U.S. Court of Appeals for the Seventh Circuit
Consumer Protection — FDCPA
A dunning letter, offering to settle a time-barred debt, violates the FDCPA.
“Our reasoning in Evory supports this understanding. There we considered whether a settlement offer contained in a dunning letter is per se unlawful under § 1692f. The concern was that unsophisticated consumers receiving letters with language like ‘Act now and receive a settlement of 25% off your current balance!’ would believe that if they did not pay by the deadline, they would not have a later chance to settle for less than the full amount.
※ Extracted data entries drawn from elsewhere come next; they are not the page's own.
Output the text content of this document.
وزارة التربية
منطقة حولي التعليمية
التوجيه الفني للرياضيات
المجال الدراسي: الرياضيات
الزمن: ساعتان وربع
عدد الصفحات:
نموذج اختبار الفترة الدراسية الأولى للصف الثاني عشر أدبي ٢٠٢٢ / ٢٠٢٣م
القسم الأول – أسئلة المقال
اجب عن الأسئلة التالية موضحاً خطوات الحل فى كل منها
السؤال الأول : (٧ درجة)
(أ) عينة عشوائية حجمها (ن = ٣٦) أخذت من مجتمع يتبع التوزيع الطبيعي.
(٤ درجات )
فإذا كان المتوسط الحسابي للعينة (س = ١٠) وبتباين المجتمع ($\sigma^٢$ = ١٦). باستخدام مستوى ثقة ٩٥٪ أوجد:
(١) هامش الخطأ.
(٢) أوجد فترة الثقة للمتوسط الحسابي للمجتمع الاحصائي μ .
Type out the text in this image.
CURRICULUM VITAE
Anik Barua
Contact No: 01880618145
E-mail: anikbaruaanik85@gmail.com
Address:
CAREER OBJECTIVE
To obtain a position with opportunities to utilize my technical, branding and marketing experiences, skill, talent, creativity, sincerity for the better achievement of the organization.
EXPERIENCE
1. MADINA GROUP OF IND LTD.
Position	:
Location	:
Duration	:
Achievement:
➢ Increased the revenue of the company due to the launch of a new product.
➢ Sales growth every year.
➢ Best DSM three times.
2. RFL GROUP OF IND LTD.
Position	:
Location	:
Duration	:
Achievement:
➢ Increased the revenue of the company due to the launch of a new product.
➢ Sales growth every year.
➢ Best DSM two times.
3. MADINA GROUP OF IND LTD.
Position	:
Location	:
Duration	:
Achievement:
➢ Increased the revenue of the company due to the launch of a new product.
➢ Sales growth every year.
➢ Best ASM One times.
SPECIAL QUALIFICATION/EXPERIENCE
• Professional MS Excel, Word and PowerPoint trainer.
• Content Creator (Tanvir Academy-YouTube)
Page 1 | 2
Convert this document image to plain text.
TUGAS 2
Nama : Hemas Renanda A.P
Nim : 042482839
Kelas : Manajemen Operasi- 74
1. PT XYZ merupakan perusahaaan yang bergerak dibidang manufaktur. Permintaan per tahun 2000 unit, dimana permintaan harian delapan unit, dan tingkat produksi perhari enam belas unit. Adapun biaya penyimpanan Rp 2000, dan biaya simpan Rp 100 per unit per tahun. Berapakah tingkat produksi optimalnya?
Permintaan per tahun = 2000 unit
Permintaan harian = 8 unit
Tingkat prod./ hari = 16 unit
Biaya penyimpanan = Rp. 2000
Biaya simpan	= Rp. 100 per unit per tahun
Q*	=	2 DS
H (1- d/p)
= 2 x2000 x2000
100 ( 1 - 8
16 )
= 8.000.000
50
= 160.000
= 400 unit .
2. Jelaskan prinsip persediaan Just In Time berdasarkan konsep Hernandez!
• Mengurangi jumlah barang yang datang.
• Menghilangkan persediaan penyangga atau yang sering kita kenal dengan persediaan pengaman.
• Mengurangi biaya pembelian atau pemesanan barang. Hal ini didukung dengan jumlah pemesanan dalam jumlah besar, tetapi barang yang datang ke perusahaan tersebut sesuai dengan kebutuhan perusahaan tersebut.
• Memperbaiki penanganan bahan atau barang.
Such a belief would often have been ill-founded, because ‘debt collectors, who naturally are averse to instituting actual collection proceedings for the typically modest sums involved in the consumer debt collection business, frequently renew their offers if the consumer fails to accept the initial offer.’ Evory, 505 F.3d at 775. The recipients of the letters, however, would believe that if they did not immediately accept the offer, they would face legal proceedings where the full amount would be demanded. The risk here is similar: a settlement offer on a time-barred debt implies that the creditor could successfully sue on the debt. If unsophisticated consumers believe either that the settlement offer is their chance to avoid court proceedings where they would be defenseless, or if they believe that the debt is legally enforceable at all, they have been misled, and the debt collector has violated the FDCPA.”
Affirmed in part, and Reversed in part.
12-3504 & 13-2030 McMahon v. LVNV Funding, LLC
Appeal from the United States District Court for the Northern District of Illinois, Kocoras, J., Wood, J.